WAYS OF TRANSMISSION HIV is transmitted in a number of different ways: Having sex (anal, vaginal, or oral), sharing needles and syringes, being exposed before or during birth or through breast feeding, blood transfusions.
EARLY SYMPTOMS OF HIV INFECTION About 60% will not have any symptoms when they first become infected with HIV. About 40% experiences symptoms between one week and two months after exposure to the virus. This illness may include one or more of the following symptoms:
- Sore throat
- Enlarged lymph nodes
These symptoms usually disappear within a week to a month and are often mistaken for those of another viral infection. During this period, people are very infectious, and HIV is present in large quantities in genital fluids.
More persistent or severe symptoms may not appear for 10 years or more after HIV first enters the body in adults, or within 2 years in children born with HIV infection. This period of "asymptomatic" infection varies greatly in each individual. Some people may begin to have symptoms within a few months, while others may be symptom-free for more than 10 years.

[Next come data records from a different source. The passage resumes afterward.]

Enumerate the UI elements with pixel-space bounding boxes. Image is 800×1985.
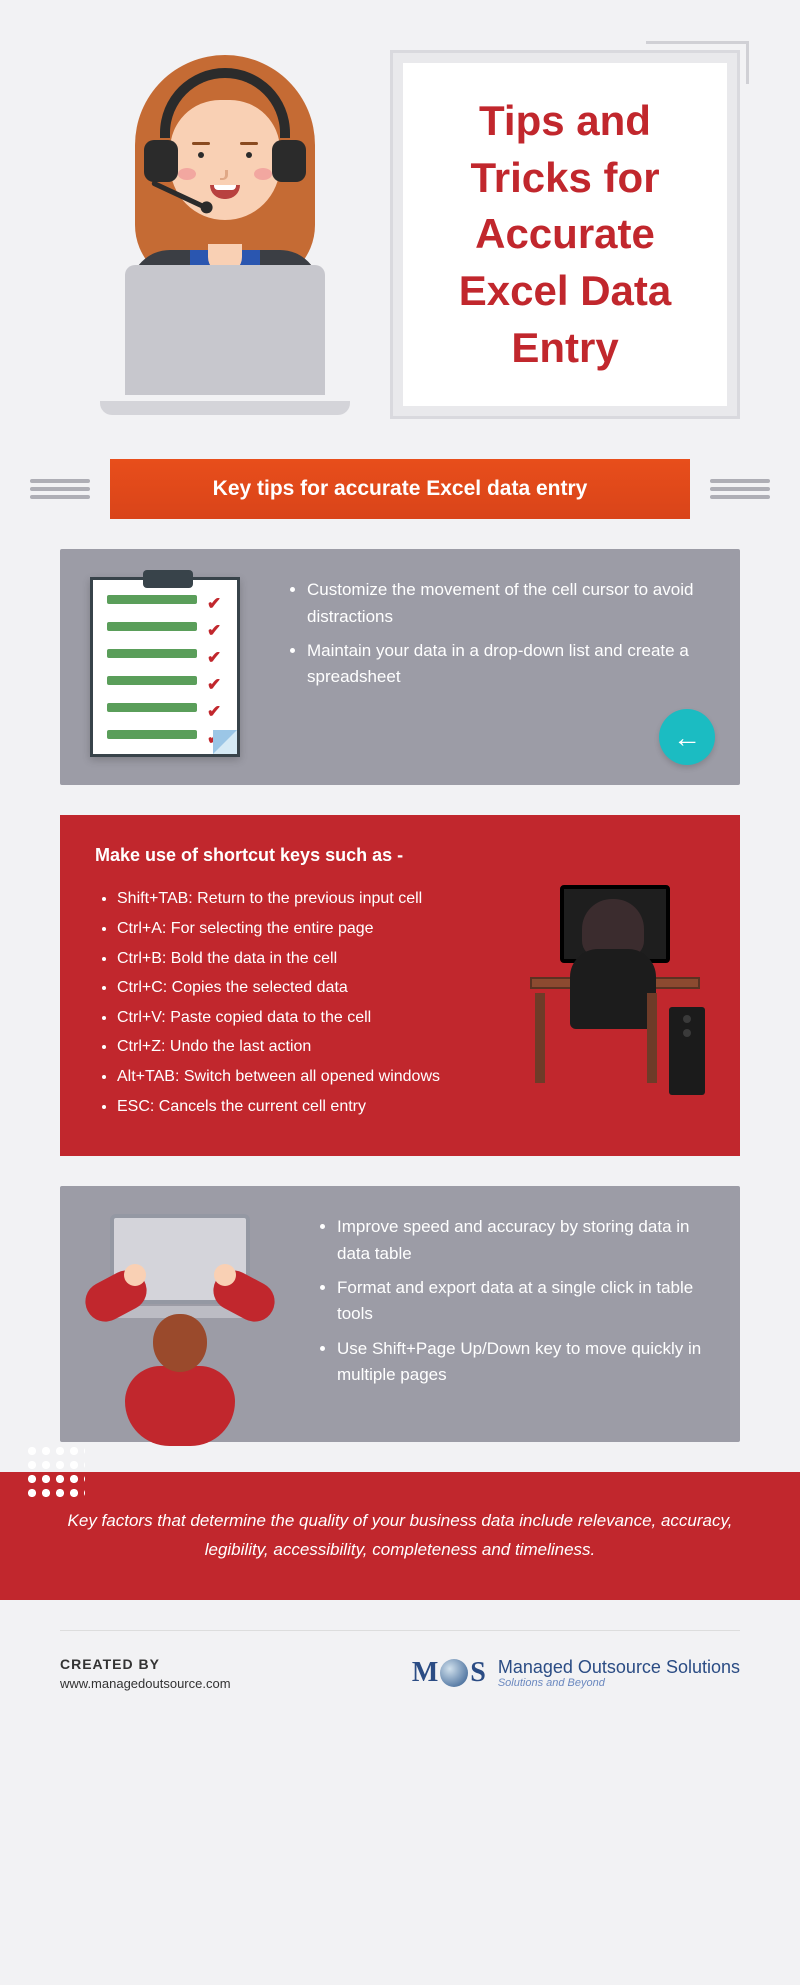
page-title: Tips and Tricks for Accurate Excel Data … (423, 93, 707, 376)
created-url[interactable]: www.managedoutsource.com (60, 1676, 231, 1691)
person-icon (110, 50, 340, 280)
tips-card-2: Improve speed and accuracy by storing da… (60, 1186, 740, 1442)
hero-section: Tips and Tricks for Accurate Excel Data … (60, 50, 740, 419)
tip-item: Maintain your data in a drop-down list a… (307, 638, 710, 691)
title-box: Tips and Tricks for Accurate Excel Data … (390, 50, 740, 419)
infographic-page: Tips and Tricks for Accurate Excel Data … (0, 0, 800, 1721)
tips-list-1: Customize the movement of the cell curso… (285, 577, 710, 757)
footer: CREATED BY www.managedoutsource.com M S … (60, 1630, 740, 1691)
shortcuts-card: Make use of shortcut keys such as - Shif… (60, 815, 740, 1156)
tips-list-2: Improve speed and accuracy by storing da… (315, 1214, 710, 1414)
tip-item: Improve speed and accuracy by storing da… (337, 1214, 710, 1267)
shortcuts-heading: Make use of shortcut keys such as - (95, 845, 705, 866)
section-banner: Key tips for accurate Excel data entry (0, 459, 800, 519)
created-label: CREATED BY (60, 1656, 231, 1672)
brand-block: M S Managed Outsource Solutions Solution… (412, 1657, 740, 1689)
tip-item: Customize the movement of the cell curso… (307, 577, 710, 630)
brand-tagline: Solutions and Beyond (498, 1677, 740, 1689)
decoration-stripes-left (30, 475, 90, 503)
hero-illustration (60, 50, 360, 410)
tip-item: Use Shift+Page Up/Down key to move quick… (337, 1336, 710, 1389)
shortcut-item: ESC: Cancels the current cell entry (117, 1092, 705, 1122)
tips-card-1: ✔ ✔ ✔ ✔ ✔ ✔ Customize the movement of th… (60, 549, 740, 785)
tip-item: Format and export data at a single click… (337, 1275, 710, 1328)
globe-icon (440, 1659, 468, 1687)
quote-block: Key factors that determine the quality o… (0, 1472, 800, 1600)
desk-worker-icon (525, 885, 715, 1095)
brand-logo-icon: M S (412, 1657, 486, 1689)
laptop-icon (100, 265, 350, 415)
decoration-stripes-right (710, 475, 770, 503)
topdown-laptop-icon (90, 1214, 290, 1414)
brand-text: Managed Outsource Solutions Solutions an… (498, 1658, 740, 1690)
banner-text: Key tips for accurate Excel data entry (110, 459, 690, 519)
brand-name: Managed Outsource Solutions (498, 1657, 740, 1677)
quote-text: Key factors that determine the quality o… (68, 1511, 733, 1559)
clipboard-icon: ✔ ✔ ✔ ✔ ✔ ✔ (90, 577, 260, 757)
created-by: CREATED BY www.managedoutsource.com (60, 1656, 231, 1691)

Even during the asymptomatic period, the virus is actively multiplying, infecting, and killing cells of the immune system. The virus can also hide within infected cells and lay dormant. The most obvious effect of HIV infection is a decline in the number of CD4 positive T (CD4+) cells found in the blood-the immune system's key infection fighters. The virus slowly disables or destroys these cells without causing symptoms.
As the immune system worsens, a variety of complications start to take over. For many people, the first signs of infection are large lymph nodes or "swollen glands" that may be enlarged for more than 3 months. Other symptoms often experienced months to years before the onset of AIDS include
- Lack of energy
- Weight loss
- Frequent fevers and sweats
- Persistent or frequent yeast infections (oral or vaginal)
- Persistent skin rashes or flaky skin
- Pelvic inflammatory disease in women that does not respond to treatment
- Short-term memory loss
Some people develop frequent and severe herpes infections that cause mouth, genital, or anal sores, or a painful nerve disease called shingles. Children may grow slowly or be sick a lot.